心理学を応用して、観客の「再現的イリュージョン」が明らかになったことで、作り手側が見せたいものを見せる技巧の研究に繫がったと言えるでしょう。
【作品分析】
以上の学習内容を踏まえて、『オリンピアー民族の祭典』はどのような作品だと言えるでしょうか。
『オリンピアー民族の祭典』は、ナチス政権下のドイツで行った、ベルリンオリンピックの記録映画です。この作品は、ただの記録映画にとどまらず、独自の編集技術で、スポーツの普遍的な身体美や躍動感が表現されている作品として評価されています。

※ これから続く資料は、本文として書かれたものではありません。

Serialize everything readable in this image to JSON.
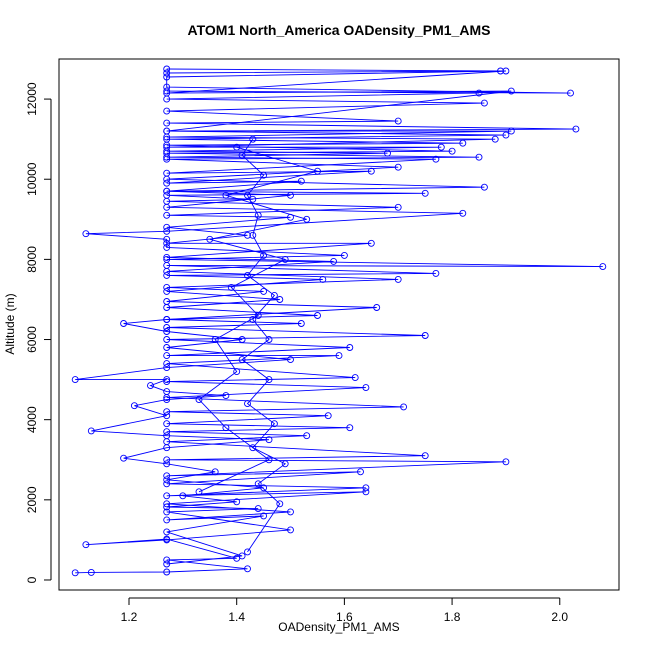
{
  "chart_data": {
    "type": "scatter",
    "title": "ATOM1 North_America OADensity_PM1_AMS",
    "xlabel": "OADensity_PM1_AMS",
    "ylabel": "Altitude (m)",
    "xlim": [
      1.07,
      2.11
    ],
    "ylim": [
      -250,
      13000
    ],
    "xticks": [
      "1.2",
      "1.4",
      "1.6",
      "1.8",
      "2.0"
    ],
    "xtick_values": [
      1.2,
      1.4,
      1.6,
      1.8,
      2.0
    ],
    "yticks": [
      "0",
      "2000",
      "4000",
      "6000",
      "8000",
      "10000",
      "12000"
    ],
    "ytick_values": [
      0,
      2000,
      4000,
      6000,
      8000,
      10000,
      12000
    ],
    "grid": false,
    "legend": "none",
    "color": "#0000ff",
    "marker": "open-circle",
    "connected": true,
    "series": [
      {
        "points": [
          [
            1.1,
            180
          ],
          [
            1.13,
            190
          ],
          [
            1.27,
            200
          ],
          [
            1.42,
            280
          ],
          [
            1.27,
            500
          ],
          [
            1.4,
            540
          ],
          [
            1.27,
            1020
          ],
          [
            1.12,
            880
          ],
          [
            1.27,
            1000
          ],
          [
            1.5,
            1250
          ],
          [
            1.27,
            1700
          ],
          [
            1.44,
            1780
          ],
          [
            1.27,
            1820
          ],
          [
            1.4,
            1950
          ],
          [
            1.3,
            2100
          ],
          [
            1.45,
            2300
          ],
          [
            1.27,
            2500
          ],
          [
            1.36,
            2700
          ],
          [
            1.27,
            2900
          ],
          [
            1.19,
            3040
          ],
          [
            1.27,
            3300
          ],
          [
            1.46,
            3500
          ],
          [
            1.27,
            3600
          ],
          [
            1.13,
            3720
          ],
          [
            1.27,
            4100
          ],
          [
            1.21,
            4350
          ],
          [
            1.27,
            4500
          ],
          [
            1.38,
            4600
          ],
          [
            1.27,
            4700
          ],
          [
            1.24,
            4850
          ],
          [
            1.27,
            5000
          ],
          [
            1.1,
            5000
          ],
          [
            1.27,
            5300
          ],
          [
            1.5,
            5500
          ],
          [
            1.27,
            5800
          ],
          [
            1.41,
            6000
          ],
          [
            1.27,
            6200
          ],
          [
            1.19,
            6400
          ],
          [
            1.27,
            6500
          ],
          [
            1.55,
            6600
          ],
          [
            1.27,
            6800
          ],
          [
            1.48,
            7000
          ],
          [
            1.27,
            7200
          ],
          [
            1.56,
            7500
          ],
          [
            1.27,
            7600
          ],
          [
            1.77,
            7650
          ],
          [
            1.27,
            7850
          ],
          [
            2.08,
            7820
          ],
          [
            1.27,
            8000
          ],
          [
            1.6,
            8100
          ],
          [
            1.27,
            8300
          ],
          [
            1.27,
            8500
          ],
          [
            1.12,
            8640
          ],
          [
            1.27,
            8700
          ],
          [
            1.82,
            9150
          ],
          [
            1.27,
            9300
          ],
          [
            1.5,
            9600
          ],
          [
            1.27,
            9700
          ],
          [
            1.86,
            9800
          ],
          [
            1.27,
            10000
          ],
          [
            1.7,
            10300
          ],
          [
            1.27,
            10500
          ],
          [
            1.85,
            10550
          ],
          [
            1.27,
            10650
          ],
          [
            1.8,
            10700
          ],
          [
            1.27,
            10850
          ],
          [
            1.82,
            10900
          ],
          [
            1.27,
            11000
          ],
          [
            1.9,
            11100
          ],
          [
            1.27,
            11200
          ],
          [
            2.03,
            11250
          ],
          [
            1.27,
            11400
          ],
          [
            1.7,
            11450
          ],
          [
            1.27,
            11700
          ],
          [
            1.86,
            11900
          ],
          [
            1.27,
            12000
          ],
          [
            1.85,
            12150
          ],
          [
            1.27,
            12200
          ],
          [
            2.02,
            12150
          ],
          [
            1.27,
            12300
          ],
          [
            1.27,
            12550
          ],
          [
            1.89,
            12700
          ],
          [
            1.27,
            12750
          ]
        ]
      },
      {
        "points": [
          [
            1.27,
            12650
          ],
          [
            1.9,
            12700
          ],
          [
            1.27,
            12150
          ],
          [
            1.91,
            12200
          ],
          [
            1.27,
            11200
          ],
          [
            1.91,
            11200
          ],
          [
            1.27,
            11050
          ],
          [
            1.88,
            11000
          ],
          [
            1.27,
            10800
          ],
          [
            1.78,
            10800
          ],
          [
            1.27,
            10700
          ],
          [
            1.68,
            10650
          ],
          [
            1.27,
            10550
          ],
          [
            1.77,
            10500
          ],
          [
            1.27,
            10150
          ],
          [
            1.65,
            10200
          ],
          [
            1.27,
            9900
          ],
          [
            1.52,
            9950
          ],
          [
            1.27,
            9700
          ],
          [
            1.75,
            9650
          ],
          [
            1.27,
            9600
          ],
          [
            1.43,
            9500
          ],
          [
            1.27,
            9450
          ],
          [
            1.7,
            9300
          ],
          [
            1.27,
            9100
          ],
          [
            1.5,
            9050
          ],
          [
            1.27,
            8800
          ],
          [
            1.42,
            8600
          ],
          [
            1.27,
            8400
          ],
          [
            1.65,
            8400
          ],
          [
            1.27,
            8050
          ],
          [
            1.58,
            7950
          ],
          [
            1.27,
            7700
          ],
          [
            1.7,
            7500
          ],
          [
            1.27,
            7300
          ],
          [
            1.45,
            7200
          ],
          [
            1.27,
            6950
          ],
          [
            1.66,
            6800
          ],
          [
            1.27,
            6500
          ],
          [
            1.52,
            6400
          ],
          [
            1.27,
            6300
          ],
          [
            1.75,
            6100
          ],
          [
            1.27,
            6000
          ],
          [
            1.61,
            5800
          ],
          [
            1.27,
            5600
          ],
          [
            1.59,
            5600
          ],
          [
            1.27,
            5400
          ],
          [
            1.62,
            5050
          ],
          [
            1.27,
            4950
          ],
          [
            1.64,
            4800
          ],
          [
            1.27,
            4550
          ],
          [
            1.71,
            4320
          ],
          [
            1.27,
            4200
          ],
          [
            1.57,
            4100
          ],
          [
            1.27,
            3900
          ],
          [
            1.61,
            3800
          ],
          [
            1.27,
            3700
          ],
          [
            1.53,
            3600
          ],
          [
            1.27,
            3450
          ],
          [
            1.75,
            3100
          ],
          [
            1.27,
            3000
          ],
          [
            1.9,
            2950
          ],
          [
            1.27,
            2600
          ],
          [
            1.63,
            2700
          ],
          [
            1.27,
            2400
          ],
          [
            1.64,
            2300
          ],
          [
            1.27,
            2100
          ],
          [
            1.64,
            2200
          ],
          [
            1.27,
            1900
          ],
          [
            1.5,
            1700
          ],
          [
            1.27,
            1500
          ],
          [
            1.45,
            1600
          ],
          [
            1.27,
            1200
          ],
          [
            1.41,
            600
          ],
          [
            1.27,
            400
          ]
        ]
      },
      {
        "points": [
          [
            1.42,
            700
          ],
          [
            1.48,
            1900
          ],
          [
            1.44,
            2400
          ],
          [
            1.49,
            2900
          ],
          [
            1.43,
            3300
          ],
          [
            1.47,
            3900
          ],
          [
            1.42,
            4400
          ],
          [
            1.46,
            5000
          ],
          [
            1.41,
            5500
          ],
          [
            1.46,
            6000
          ],
          [
            1.43,
            6500
          ],
          [
            1.47,
            7100
          ],
          [
            1.42,
            7600
          ],
          [
            1.45,
            8100
          ],
          [
            1.43,
            8600
          ],
          [
            1.44,
            9100
          ],
          [
            1.42,
            9600
          ],
          [
            1.45,
            10100
          ],
          [
            1.41,
            10600
          ],
          [
            1.43,
            11000
          ]
        ]
      },
      {
        "points": [
          [
            1.33,
            2200
          ],
          [
            1.46,
            3000
          ],
          [
            1.38,
            3800
          ],
          [
            1.33,
            4500
          ],
          [
            1.4,
            5200
          ],
          [
            1.36,
            6000
          ],
          [
            1.44,
            6600
          ],
          [
            1.39,
            7300
          ],
          [
            1.49,
            8000
          ],
          [
            1.35,
            8500
          ],
          [
            1.53,
            9000
          ],
          [
            1.38,
            9600
          ],
          [
            1.55,
            10200
          ],
          [
            1.4,
            10800
          ]
        ]
      }
    ]
  }
}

一方、ナチス政権下で撮影されたこともあり、プロパガンダ映画であるという評価もされている作品です。
ここからは、ゼミ内での分析になります。
肉体美を表す独自の技術について
・スローモーション→選手の競技の瞬間を、スローモーションにしている。観客が息を飲んで見守る瞬間の感覚を、スローモーションで表す技巧。観客の再現的イリュージョンを理解した上で、映像表現をした技法だと言える。
・競技以外の演出→得点が入る場面や観客が盛り上がっている映像を、所々で差しはさんでいる。ただの記録映画ならば、選手の競技のみを映像にすればよい。そのため、観客目線のオリンピックのハイライトが上手く描かれていると言える。
プロパガンダ性について
・ヒトラー→ヒトラーの映像が所々差しはさまれている。(自国の選手が得点を入れた時など)しかし、ヒトラーの映像に威厳があるようにはあまり見えない。むしろ、オリンピックを成功させようと必死な表情が多く映っている。よって、ヒトラーやナチスのプロパガンダのために作られているわけではないのではないか。むしろ、観客の再現的イリュージョンで、プロパガンダ映画になってしまったのではないか。
以上を踏まえ、『オリンピアー民族の祭典』は、技法を活用して身体美を表した作品だが、観客の再現的イリュージョンによってプロパガンダ映画として認識されてしまった映画と分析しました。元々、『オリンピア』は、観客の再現的イリュージョンを理解した技法で、スポーツの肉体美や躍動感を表現した記録映画だった。しかし、枢軸国が形成された戦争下の世界では、製作者の意図に関わらず、プロパガンダ映画として機能してしまった可能性があると分析しました。特に、自国のために戦争に行く人たちにとっては、自国の強さを再確認し、自分を鼓舞する映画になっていたかもしれませんね。
私は普段観客であることが多いので、改めてこの理論を勉強すると大変興味深かったです。これから映画を見る時は、映画にどのような再現的イリュージョンがあるのか、意図されているのかを見ていくのも、面白いかと思います。
ここまで見てくださった方、本当にありがとうございました!次回のブログでお会いできることを楽しみにしています!